I think I'm becoming quite bored with the old interweb, although slick and sometimes not so slick websites are trying their darndest to interest me with embedded advertising.
I heard that Facebook hit $800 million in revenue in 2009, meaning that the social sites are having quite an impact on my subliminal thoughts, the trouble with that is my "liminal" thoughts are not really being tickled any more by what I see on the bazillions of pages out here in the wild, wild, interweb.
Although, a bazillion is a bit of an exaggeration as I only really click on about half a dozen news sites, one or two social sites and a few select forums. Add gmail into it and the online sessions become quite predictable and automated, cruising the usual and shutting down the computer with a sense of boredom and an odd desire to buy a Lexus.

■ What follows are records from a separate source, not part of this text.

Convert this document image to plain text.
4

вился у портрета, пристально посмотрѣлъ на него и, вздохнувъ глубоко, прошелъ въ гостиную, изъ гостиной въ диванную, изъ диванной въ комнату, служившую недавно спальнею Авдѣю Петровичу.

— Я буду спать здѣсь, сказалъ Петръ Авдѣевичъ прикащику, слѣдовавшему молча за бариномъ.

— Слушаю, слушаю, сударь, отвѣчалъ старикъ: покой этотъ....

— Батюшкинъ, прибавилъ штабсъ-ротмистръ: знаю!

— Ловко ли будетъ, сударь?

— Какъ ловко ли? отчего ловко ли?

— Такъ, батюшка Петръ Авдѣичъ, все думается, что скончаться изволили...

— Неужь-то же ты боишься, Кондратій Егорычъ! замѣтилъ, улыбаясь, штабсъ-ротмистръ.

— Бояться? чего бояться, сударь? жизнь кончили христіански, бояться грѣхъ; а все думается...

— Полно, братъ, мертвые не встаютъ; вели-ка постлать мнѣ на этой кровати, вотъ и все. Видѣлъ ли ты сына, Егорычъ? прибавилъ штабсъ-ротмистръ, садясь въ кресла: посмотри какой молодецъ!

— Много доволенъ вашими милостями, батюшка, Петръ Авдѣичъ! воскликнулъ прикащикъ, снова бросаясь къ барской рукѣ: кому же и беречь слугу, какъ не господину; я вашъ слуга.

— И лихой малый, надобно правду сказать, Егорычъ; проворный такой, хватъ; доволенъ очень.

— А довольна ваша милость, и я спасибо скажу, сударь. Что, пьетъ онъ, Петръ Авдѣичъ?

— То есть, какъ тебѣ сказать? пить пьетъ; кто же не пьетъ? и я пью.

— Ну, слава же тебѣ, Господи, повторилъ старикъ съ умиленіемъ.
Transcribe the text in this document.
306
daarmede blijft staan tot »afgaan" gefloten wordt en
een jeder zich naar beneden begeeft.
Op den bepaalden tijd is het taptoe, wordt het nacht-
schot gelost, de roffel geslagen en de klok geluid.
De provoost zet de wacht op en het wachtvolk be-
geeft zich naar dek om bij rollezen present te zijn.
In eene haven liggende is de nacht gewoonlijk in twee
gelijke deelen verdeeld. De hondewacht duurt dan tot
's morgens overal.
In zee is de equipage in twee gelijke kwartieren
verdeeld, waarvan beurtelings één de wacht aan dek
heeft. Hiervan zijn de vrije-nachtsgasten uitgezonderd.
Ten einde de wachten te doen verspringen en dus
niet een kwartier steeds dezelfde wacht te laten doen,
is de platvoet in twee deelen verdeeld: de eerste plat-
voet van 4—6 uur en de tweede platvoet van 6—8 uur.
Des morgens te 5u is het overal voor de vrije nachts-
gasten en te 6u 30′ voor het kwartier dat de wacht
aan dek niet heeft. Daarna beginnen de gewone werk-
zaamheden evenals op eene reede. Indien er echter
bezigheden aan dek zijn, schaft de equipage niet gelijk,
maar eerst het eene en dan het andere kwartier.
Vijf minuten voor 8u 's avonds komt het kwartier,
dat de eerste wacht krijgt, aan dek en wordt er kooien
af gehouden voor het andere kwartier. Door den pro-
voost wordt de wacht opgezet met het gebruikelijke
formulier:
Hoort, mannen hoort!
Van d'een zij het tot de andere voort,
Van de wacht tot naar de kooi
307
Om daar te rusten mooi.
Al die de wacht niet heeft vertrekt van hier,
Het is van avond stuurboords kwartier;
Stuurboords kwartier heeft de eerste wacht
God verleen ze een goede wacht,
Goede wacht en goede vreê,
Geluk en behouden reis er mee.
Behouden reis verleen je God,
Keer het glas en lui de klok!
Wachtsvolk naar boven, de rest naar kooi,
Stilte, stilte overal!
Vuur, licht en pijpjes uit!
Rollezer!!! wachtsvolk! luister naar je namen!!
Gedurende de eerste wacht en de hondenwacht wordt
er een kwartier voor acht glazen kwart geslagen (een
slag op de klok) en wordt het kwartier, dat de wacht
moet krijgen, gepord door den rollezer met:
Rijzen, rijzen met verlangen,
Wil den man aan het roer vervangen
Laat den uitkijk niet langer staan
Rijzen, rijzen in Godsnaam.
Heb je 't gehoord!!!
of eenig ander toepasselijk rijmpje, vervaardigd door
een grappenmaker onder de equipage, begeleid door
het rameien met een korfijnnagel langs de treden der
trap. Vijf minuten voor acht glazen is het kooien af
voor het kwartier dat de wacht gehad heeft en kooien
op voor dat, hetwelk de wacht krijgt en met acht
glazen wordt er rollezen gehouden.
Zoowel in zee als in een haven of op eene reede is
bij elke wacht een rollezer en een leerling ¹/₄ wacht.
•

The Monty Python four Yorkeshiremen sketch comes to mind as I think back about the beginnings of my own web experience, the dial-up Q-Link on my Commodore 64 with a 1200 baud modem (that be four times as fast as a 300 baud) - "Luxury!" and "You were Lucky" as the only source for my online (and expensive) sessions was an ascii frontpage directing me towards handy tidbits of ascii wonderment and the occasional clumsy advert in three colors.
"I used to dream about having three colors!"
You would think that because we have come so far from the early dial up and bbs days that things would be more interesting, yet, as the internet has gravitated to just another media source (with a monthly mortgage) the desire to have something more in the wild-west frontier style, something new, is rekindled.
I wonder about the new ones, the children who have now grown up with the internet as a way of life and not something that "arrived" when they were in their second or third decade, what will be the excitement in their lives that will be eventually taken away as the paint dries?